Key indicators for business spending include corporate profits and the cost of borrowing. Both have been favorable for years, yet businesses have focused more on cutting costs than on developing their infrastructure. With borrowing costs rising (at least in terms of the spread between Baa bonds and treasuries) I thought it another good opportunity to read the tea leaves from some recent earnings calls.
Tech Data (NASDAQ:TECD) starts things off on a positive note.
Looking at the Americas, our net sales exceeded our internal growth expectation which called for growth in the mid single digit range through strong execution and focused sales and product management efforts we want incremental business in the second quarter that boosted our growth rate to over 16% in the region, while still delivering our targeted operating margin. This double digit net sales growth was broad based with growth across virtually all of our product and customer segments....
Our Q3 business outlook calls for low double digit year-over-year growth in the Americas and flat to low single digit growth in Europe on the local currency basis.
(Excerpt from full TECD conference call transcript)
Staples (NASDAQ:SPLS) is running into some tough spots.
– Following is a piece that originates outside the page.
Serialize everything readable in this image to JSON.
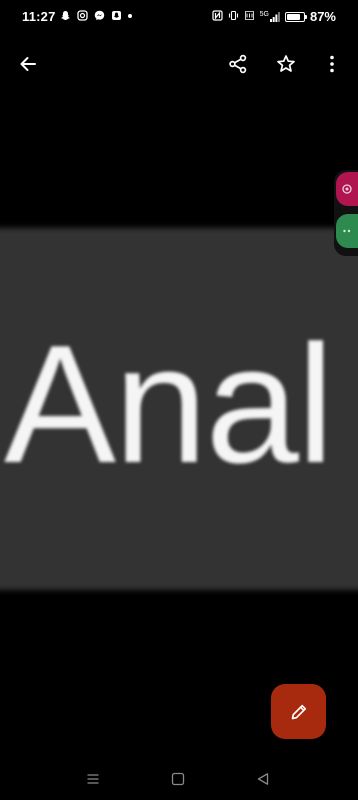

Our North American retail business again experienced softer than expected sales during the quarter with same-store sales down 2% and total sales up 5%, which led to only a modest increase in the bottom line. Our North American delivery business continued to gain market share with top line growth of 16% and operating income of 18%. Finally, we're happy with the strong improvement we're seeing in our international business, where total sales were up 18% in U.S. dollars. That's 11% in local currency. Same-store sales grew 7% and operating margin jumped 225 basis points to 1%.
So while we were very pleased with our results in North American delivery and international, it's clear we're operating in a tough retail environment in North America....
We had strong growth in copy center, laptop computers, ink and software, but these gains did not make up for negative comps in furniture, supplies, and tech durables.
(Excerpt from full SPLS conference call transcript)
And since both Staples and Tech Data source a good percentage of their tech products from Hewlett Packard (NYSE:HPQ) it is important to get their take on the situation as well.
Moving to PSG, we shared an outstanding quarter with excellent revenue growth, market share gains in every region and strong margin performance. Revenue increased 29% year-over-year to $8.9 billion with unit shipments up 33% and double digit revenue in unit growth in every region. These results bring PSG’s year-to-date revenue growth to nearly $5 billion. We have a strong momentum driven by our notebook business which grew revenues 54%, and units 71% versus the prior year period. According to our estimates for the second calendar quarter, we increased HP’s notebook market share lead by over 5 points versus the prior year....
We now expect Q4 revenue to be approximately $27 billion to $27.2 billion, growing roughly 10% to 11% year-over-year. While the sequential increase of 6% to 7% implied by our guidance is less than the historical 10% to 12%, we do not believe it is prudent to set investor expectations that our Personal Systems business can continue to grow at almost three times the market rate, nor do we think it appropriate to build a cost structure on that basis.
(Excerpt from full HPQ conference call transcript)
There don't seem to be too many signs of weakness, although the GDP numbers suggest there is. I'd argue for cautious optimism regarding tech spending over the next few quarters despite the rise in corporate interest spreads.